雖然自家姬君的這些式神不能與人交流,但是三日月宗近從他們的行動上卻是已經看出小姑娘是真的怕了自己在沒有人的照顧下再次干出將臟掉的衣服團吧團吧塞進壁櫃里的舉動。

等到式神幫着穿戴好清洗乾淨的出陣服,三日月宗近才慢悠悠的起身,準備去找自家昨日剛剛上任,明明是位神明,卻意外的有意思的姬君。

只是他才抬腳向著天守閣的方向邁出一步,袖子卻被式神輕輕的拉扯住了。

看着才過了一天個頭已經縮到自己胸前的兩個式神,三日月宗近順着那對於他來說幾乎可以忽略的力道轉過身,「哦呀,是還有什麼事情嗎?」

式神不會說話,但是卻還是一左一右的引著刃向著某個方向走去。

三日月宗近順着他們的意思走着,最後他們來到了井邊。

看着兩個式神又是遞水杯牙刷,又是打水井一副忙的不可開交的樣子,三日月宗近俯身將頭探到水井口。

「竟然將乾枯的水井打通了嗎?」三日月宗近神色詫異地感嘆道。

本丸內部的水源分為死水和活水,活水連接着本丸外頭一路從山下流下來的溪水,若是本丸還沒有被封印,死水也能倚靠着時不時天空中下下來的雨水更新著。

只是隨着本丸被封印,本丸內季節沒有審神者的調控之後,本丸的天空就一直處在這種烏雲層層,卻又不像要下半絲細雨下來的景像了。

封印之初,大家都還在時,還會因為井出不了水了,池子的水位又下降等等原因而大家一起動手來解決,可是隨着一個又一個刃的暗墮程度加深,越來越無法控制自己,自發的前往地牢將自己關起來后,那樣的事情漸漸也越來越沒有刃做了,待到整個本丸只剩下他一刃之後,身為生活上面還需要他刃來照顧的老爺爺自是不會去幹了。

舒舒服服的洗漱一翻過後,看着式神又要引著自己去哪裏的樣子,三日月宗近乾脆也不隨着自己心意走了,而是跟着他們,看他們又想要帶着自己去哪裏。
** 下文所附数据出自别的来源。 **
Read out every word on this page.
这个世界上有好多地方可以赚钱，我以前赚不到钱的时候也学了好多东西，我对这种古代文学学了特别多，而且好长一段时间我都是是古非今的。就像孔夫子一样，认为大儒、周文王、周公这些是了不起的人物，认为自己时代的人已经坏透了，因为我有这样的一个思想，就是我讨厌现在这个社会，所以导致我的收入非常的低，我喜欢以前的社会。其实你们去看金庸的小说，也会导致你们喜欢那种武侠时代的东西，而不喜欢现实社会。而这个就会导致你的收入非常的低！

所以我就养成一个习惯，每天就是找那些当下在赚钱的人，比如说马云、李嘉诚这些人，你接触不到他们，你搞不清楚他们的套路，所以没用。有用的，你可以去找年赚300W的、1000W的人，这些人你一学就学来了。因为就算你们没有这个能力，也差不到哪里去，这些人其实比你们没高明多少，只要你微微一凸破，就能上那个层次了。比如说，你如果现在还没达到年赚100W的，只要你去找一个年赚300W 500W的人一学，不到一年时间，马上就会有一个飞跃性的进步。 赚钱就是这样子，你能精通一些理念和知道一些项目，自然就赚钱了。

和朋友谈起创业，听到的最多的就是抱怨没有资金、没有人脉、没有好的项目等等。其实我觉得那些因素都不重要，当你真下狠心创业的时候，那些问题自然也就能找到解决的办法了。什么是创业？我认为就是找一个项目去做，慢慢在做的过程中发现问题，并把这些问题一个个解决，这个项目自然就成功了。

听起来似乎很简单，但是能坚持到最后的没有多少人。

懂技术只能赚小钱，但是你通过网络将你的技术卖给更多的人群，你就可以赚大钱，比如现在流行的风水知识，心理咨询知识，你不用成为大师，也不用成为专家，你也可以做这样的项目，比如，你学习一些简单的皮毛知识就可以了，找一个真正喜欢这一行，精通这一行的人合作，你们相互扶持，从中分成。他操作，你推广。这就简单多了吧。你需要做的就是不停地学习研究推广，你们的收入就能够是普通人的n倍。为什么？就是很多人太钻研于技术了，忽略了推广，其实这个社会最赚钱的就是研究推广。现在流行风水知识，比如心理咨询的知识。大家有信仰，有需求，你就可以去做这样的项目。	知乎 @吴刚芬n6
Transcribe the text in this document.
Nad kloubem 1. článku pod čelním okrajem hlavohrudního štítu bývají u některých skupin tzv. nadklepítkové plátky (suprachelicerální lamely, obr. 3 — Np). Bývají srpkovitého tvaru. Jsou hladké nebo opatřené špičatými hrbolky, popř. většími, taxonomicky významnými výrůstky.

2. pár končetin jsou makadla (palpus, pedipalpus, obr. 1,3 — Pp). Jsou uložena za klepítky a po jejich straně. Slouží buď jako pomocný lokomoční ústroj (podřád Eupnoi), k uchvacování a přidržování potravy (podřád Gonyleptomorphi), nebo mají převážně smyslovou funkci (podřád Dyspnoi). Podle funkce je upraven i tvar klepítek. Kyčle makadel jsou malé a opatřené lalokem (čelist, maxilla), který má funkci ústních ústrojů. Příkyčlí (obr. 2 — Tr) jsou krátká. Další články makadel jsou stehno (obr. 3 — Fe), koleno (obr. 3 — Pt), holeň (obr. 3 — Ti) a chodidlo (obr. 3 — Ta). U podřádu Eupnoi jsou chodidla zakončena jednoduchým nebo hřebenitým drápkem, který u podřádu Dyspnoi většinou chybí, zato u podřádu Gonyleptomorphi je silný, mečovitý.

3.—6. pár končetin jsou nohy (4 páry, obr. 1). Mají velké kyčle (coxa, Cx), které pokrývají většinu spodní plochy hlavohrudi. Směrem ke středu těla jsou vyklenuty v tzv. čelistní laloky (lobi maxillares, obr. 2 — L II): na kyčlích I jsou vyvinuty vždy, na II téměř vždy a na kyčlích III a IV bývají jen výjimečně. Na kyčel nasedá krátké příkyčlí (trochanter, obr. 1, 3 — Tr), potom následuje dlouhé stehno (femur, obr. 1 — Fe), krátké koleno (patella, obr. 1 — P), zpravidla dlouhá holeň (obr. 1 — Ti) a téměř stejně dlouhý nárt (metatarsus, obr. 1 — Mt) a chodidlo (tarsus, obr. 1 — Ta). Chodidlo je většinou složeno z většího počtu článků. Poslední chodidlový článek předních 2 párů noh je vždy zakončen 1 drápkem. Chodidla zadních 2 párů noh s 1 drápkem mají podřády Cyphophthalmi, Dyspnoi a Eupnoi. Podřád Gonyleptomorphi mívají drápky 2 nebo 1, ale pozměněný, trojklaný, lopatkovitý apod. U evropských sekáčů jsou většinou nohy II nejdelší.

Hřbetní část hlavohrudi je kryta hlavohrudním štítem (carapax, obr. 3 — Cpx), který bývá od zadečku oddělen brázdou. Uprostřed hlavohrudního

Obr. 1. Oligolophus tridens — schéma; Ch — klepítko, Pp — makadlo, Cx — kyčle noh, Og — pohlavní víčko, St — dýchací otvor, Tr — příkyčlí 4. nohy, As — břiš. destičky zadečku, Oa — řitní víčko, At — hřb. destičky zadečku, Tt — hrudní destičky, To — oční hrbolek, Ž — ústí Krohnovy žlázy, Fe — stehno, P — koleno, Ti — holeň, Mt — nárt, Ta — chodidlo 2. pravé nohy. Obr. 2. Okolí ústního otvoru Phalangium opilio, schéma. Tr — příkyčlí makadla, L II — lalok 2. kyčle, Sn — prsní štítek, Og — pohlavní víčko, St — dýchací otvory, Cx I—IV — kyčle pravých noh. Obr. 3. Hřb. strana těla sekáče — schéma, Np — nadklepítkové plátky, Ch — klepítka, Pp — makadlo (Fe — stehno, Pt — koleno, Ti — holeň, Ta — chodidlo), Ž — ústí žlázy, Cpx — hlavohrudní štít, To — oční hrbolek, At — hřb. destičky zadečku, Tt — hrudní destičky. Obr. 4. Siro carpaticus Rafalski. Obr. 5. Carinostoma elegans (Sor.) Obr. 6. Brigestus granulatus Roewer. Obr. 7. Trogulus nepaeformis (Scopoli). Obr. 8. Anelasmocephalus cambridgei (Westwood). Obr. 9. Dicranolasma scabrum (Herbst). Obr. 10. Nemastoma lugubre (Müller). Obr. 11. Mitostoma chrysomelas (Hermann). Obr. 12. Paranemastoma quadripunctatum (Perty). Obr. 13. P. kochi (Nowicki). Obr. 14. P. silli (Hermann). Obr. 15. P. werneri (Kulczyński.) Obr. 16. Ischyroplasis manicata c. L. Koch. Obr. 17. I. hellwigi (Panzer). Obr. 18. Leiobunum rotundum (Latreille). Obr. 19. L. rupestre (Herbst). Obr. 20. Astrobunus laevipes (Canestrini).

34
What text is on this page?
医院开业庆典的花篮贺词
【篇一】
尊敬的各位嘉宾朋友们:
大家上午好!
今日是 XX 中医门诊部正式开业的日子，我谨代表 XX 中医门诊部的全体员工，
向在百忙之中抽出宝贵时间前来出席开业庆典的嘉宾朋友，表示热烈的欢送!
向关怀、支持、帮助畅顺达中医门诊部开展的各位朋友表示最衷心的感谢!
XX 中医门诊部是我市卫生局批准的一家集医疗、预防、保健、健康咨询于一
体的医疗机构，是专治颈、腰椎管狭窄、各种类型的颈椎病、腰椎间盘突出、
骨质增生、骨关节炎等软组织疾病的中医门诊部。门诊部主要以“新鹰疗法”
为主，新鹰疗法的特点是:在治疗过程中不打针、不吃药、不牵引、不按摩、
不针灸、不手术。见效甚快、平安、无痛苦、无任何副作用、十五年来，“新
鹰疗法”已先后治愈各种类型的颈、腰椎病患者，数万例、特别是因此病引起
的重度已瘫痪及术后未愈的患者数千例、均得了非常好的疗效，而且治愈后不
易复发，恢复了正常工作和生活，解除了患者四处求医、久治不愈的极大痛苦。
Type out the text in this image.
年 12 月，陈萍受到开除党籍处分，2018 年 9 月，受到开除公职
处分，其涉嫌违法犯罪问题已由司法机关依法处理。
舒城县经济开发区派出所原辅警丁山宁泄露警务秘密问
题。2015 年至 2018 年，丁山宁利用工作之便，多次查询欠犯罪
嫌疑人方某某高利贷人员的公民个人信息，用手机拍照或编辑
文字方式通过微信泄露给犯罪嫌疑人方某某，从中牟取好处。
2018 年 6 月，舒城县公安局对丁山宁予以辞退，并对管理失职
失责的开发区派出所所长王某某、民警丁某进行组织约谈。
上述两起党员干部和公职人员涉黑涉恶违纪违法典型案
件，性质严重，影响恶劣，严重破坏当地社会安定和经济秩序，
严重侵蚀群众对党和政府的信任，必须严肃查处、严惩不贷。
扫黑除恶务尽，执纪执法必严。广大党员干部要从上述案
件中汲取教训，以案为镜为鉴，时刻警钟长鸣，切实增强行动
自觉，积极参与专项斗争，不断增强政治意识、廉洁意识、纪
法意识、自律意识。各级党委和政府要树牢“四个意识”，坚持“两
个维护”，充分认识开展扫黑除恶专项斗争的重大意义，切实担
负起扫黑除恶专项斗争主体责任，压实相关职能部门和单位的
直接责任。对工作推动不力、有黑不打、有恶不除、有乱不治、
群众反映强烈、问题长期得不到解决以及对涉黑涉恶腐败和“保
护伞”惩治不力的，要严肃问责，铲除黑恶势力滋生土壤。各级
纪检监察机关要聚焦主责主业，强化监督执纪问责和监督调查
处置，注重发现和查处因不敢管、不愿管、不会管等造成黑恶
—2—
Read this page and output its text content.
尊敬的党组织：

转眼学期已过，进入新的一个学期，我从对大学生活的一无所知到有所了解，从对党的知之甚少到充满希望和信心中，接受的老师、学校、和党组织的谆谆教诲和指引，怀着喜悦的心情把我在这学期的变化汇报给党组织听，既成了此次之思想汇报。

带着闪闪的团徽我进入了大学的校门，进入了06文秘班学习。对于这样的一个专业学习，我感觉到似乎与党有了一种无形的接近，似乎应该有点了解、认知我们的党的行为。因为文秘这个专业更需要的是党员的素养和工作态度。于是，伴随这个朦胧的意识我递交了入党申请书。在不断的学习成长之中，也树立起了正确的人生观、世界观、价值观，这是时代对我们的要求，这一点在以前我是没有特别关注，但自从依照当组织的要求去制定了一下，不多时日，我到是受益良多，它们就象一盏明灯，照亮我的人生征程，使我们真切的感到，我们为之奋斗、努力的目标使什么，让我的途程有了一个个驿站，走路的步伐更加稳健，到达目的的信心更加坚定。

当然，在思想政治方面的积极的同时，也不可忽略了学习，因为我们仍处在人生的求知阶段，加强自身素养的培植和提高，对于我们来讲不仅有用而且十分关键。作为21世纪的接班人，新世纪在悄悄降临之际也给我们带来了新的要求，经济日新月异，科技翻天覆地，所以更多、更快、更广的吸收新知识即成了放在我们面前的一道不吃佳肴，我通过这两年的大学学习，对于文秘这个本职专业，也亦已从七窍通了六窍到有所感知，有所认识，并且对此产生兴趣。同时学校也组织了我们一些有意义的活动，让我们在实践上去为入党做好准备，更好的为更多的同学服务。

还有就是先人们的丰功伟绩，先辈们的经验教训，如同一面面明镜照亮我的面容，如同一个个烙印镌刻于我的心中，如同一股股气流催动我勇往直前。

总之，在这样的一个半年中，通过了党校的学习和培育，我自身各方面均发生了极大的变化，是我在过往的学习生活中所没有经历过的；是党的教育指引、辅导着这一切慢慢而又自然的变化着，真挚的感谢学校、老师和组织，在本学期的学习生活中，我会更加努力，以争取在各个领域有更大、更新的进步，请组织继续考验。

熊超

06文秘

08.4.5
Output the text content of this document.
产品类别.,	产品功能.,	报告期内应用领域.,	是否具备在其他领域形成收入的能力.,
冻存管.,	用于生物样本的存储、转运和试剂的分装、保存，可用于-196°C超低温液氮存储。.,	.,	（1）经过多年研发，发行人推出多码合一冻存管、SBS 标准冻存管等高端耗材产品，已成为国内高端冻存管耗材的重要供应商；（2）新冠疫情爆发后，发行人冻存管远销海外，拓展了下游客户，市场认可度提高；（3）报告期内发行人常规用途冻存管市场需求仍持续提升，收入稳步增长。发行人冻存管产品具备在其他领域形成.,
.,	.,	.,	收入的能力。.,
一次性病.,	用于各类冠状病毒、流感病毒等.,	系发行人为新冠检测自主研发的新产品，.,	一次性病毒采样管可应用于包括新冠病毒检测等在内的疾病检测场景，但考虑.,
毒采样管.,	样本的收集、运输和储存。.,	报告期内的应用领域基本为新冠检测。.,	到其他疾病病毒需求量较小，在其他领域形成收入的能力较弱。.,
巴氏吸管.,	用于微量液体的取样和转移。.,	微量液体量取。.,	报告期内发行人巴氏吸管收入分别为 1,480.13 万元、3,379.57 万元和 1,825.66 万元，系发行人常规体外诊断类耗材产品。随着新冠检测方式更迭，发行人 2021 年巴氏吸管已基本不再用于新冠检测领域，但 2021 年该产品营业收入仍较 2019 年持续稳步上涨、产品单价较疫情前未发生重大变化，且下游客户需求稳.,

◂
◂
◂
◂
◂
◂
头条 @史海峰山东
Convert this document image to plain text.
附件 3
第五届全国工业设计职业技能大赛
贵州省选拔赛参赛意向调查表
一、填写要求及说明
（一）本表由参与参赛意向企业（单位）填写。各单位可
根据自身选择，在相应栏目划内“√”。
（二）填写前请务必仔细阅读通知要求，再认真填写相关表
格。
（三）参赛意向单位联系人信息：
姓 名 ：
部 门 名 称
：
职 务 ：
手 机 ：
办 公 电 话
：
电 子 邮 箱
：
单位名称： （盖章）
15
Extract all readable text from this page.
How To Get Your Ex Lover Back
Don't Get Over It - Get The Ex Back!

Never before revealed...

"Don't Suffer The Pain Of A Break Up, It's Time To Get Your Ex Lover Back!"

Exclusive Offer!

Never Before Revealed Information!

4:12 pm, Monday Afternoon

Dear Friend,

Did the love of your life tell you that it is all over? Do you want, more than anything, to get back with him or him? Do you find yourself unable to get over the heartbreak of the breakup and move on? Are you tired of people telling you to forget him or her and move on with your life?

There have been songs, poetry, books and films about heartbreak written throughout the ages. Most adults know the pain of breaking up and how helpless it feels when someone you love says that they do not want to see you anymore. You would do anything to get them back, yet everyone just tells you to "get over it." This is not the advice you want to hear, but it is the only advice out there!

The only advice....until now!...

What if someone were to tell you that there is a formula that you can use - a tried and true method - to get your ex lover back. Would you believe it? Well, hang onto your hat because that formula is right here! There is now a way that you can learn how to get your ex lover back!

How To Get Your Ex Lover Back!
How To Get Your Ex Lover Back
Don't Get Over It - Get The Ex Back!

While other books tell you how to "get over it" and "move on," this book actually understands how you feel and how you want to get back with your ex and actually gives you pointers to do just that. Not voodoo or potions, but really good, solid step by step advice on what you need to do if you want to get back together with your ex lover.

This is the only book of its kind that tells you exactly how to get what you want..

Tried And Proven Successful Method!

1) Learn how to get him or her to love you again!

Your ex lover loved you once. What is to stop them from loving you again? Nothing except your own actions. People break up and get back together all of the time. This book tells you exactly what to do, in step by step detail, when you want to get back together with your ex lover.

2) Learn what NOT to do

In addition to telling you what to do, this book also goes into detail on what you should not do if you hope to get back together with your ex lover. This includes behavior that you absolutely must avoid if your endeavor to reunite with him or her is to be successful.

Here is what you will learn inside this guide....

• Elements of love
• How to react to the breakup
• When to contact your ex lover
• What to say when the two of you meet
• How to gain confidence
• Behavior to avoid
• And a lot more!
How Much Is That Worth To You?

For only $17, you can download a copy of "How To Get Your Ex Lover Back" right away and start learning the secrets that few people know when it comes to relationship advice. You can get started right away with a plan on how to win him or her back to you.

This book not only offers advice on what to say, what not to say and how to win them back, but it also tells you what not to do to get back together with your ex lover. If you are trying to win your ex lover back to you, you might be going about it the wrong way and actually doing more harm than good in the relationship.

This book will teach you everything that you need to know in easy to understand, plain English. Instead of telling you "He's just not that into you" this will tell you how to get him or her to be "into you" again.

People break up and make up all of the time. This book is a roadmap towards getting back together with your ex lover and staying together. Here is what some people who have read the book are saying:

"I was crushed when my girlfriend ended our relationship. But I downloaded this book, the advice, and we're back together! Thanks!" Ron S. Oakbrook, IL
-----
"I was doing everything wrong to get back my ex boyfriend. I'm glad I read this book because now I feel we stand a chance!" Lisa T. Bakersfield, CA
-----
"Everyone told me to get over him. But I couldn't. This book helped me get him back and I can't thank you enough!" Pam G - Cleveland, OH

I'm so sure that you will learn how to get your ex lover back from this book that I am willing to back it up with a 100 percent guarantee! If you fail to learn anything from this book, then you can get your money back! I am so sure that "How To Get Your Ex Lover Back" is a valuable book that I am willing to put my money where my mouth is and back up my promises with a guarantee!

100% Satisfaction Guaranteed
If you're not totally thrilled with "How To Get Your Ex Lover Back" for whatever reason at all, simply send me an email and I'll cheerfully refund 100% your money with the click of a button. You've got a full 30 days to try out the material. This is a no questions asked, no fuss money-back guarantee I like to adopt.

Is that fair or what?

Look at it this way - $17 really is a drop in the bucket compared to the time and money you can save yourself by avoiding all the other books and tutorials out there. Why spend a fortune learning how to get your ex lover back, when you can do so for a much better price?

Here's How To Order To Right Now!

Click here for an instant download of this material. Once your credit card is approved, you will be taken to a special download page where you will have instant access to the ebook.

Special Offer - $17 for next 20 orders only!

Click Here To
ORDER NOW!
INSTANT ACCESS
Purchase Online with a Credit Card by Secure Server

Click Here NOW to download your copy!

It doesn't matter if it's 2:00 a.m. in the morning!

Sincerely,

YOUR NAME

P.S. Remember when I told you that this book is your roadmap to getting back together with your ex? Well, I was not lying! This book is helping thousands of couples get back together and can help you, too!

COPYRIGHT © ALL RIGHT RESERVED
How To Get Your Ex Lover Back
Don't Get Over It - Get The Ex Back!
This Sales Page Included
三日月宗近跟着式神回到了自己的部屋,半敞開的推拉門可以讓他清晰的看到在屋中的榻榻米上已經被人擺出了一張小矮几,而矮几的上面已經靜放着一份早飯。

主食:白米飯

配菜:烤青花魚,腌菜,豆腐味增湯

非常傳統的日式早餐。

三日月宗近坐在軟墊上,安靜地吃着自己面前的早餐。

今天依舊是好奇著自家審神者那堪比異次元口袋一般的大袖子的一天啊!!

吃過早餐后,那兩個一直圍着自己打轉的式神就端著空碗碟下去了,那個樣子就好像照顧完自家不懂事的大兒子吃穿的老母親終於可以放任他四處去瞎熊去的同時自己也能去忙別的事情去了。

三日月宗近再次準備前往流蘇所在的天守閣,這一次沿着迴廊走着一路也不見他再被式神阻攔了。

行過大廣間時,他停下了腳步。

大廣間正對着屋檐外的那個已經被淤泥所填滿的景觀湖,然而此刻,在這烏雲壓頂,光線昏暗的天色里,映着新月的眼眸之中倒映出了不遠處那一處水波粼粼。

景觀湖後面的草地上隱隱蹲著一個小小的人影,三日月宗近腳步一轉,原本是向著天守閣方向的腳步此刻已經下到了迴廊之下。

踩過景觀湖這邊無人打理從而顯得雜草叢生的土地,走在佇立在景觀湖上硃紅色油漆剝落的木橋上,一邊走一邊視線落入橋下景觀湖。

湖水被分成了兩層,靠近水面的湖水清澈之中多多少少還參雜着一些浮遊,越是接近湖底的水因着雜質還沒有沉底,所以看起來十分的渾濁不堪。

只不過,在那渾濁之中他總能看到有魚蝦蟹一類的身影在那湖底慢悠悠遊過。看那架勢,似乎是吃的太好,膘肥體壯所以才讓它們的行動力變的遲緩起來。

看過之後三日月宗近也就將視線收回,雙腳不急不緩的走過橋頭向橋中心走去,只是在路過湖中心時大片白雪裹挾著濃郁的靈力拔地而起,使得他抬手擋在眼前,新月的雙眼半合,待眼睛適應過來之後他又將擋在眼前的手放下,下一刻新月的雙眼之中已盛滿了那高大繁茂帶着一簇簇白色鑲著金色小邊的長相似流蘇的細長小花朵。

濃郁帶着凈化之力的靈力如水波一般以橋對面的那棵高大的大樹為中心一圈圈的向著本丸擴散開來。

除了最開始的時候令三日月宗近產生了身處氧吧的感覺,但是當這份濃郁的靈氣分散到本丸個個角落後,濃郁的靈氣也被分薄了不少。

這個程度的話,處身地牢之中已經完全暗墮的本丸其他刀劍男士們也是可以忍受的。

「這是什麼樹?」三日月宗近走進連自己的腰際都還沒到的小姑娘,他問道。

流蘇仰頭叉腰,神情好不得意,「流蘇茶樹,流蘇茶俗稱糯米茶,木樨科,又稱蘿蔔絲花。仲春初夏的時候開花,一隻數朵,繁花勝雪。聽說每個審神者的本丸裏頭都會有一株萬葉櫻,三日月,你覺得是我好看,還是萬葉櫻好看?」

三日月宗近啞然失笑,再次可以確定了,在「美」這一點上,不管化形成人,還是只是樹的原形,小姑娘特別的有好勝心。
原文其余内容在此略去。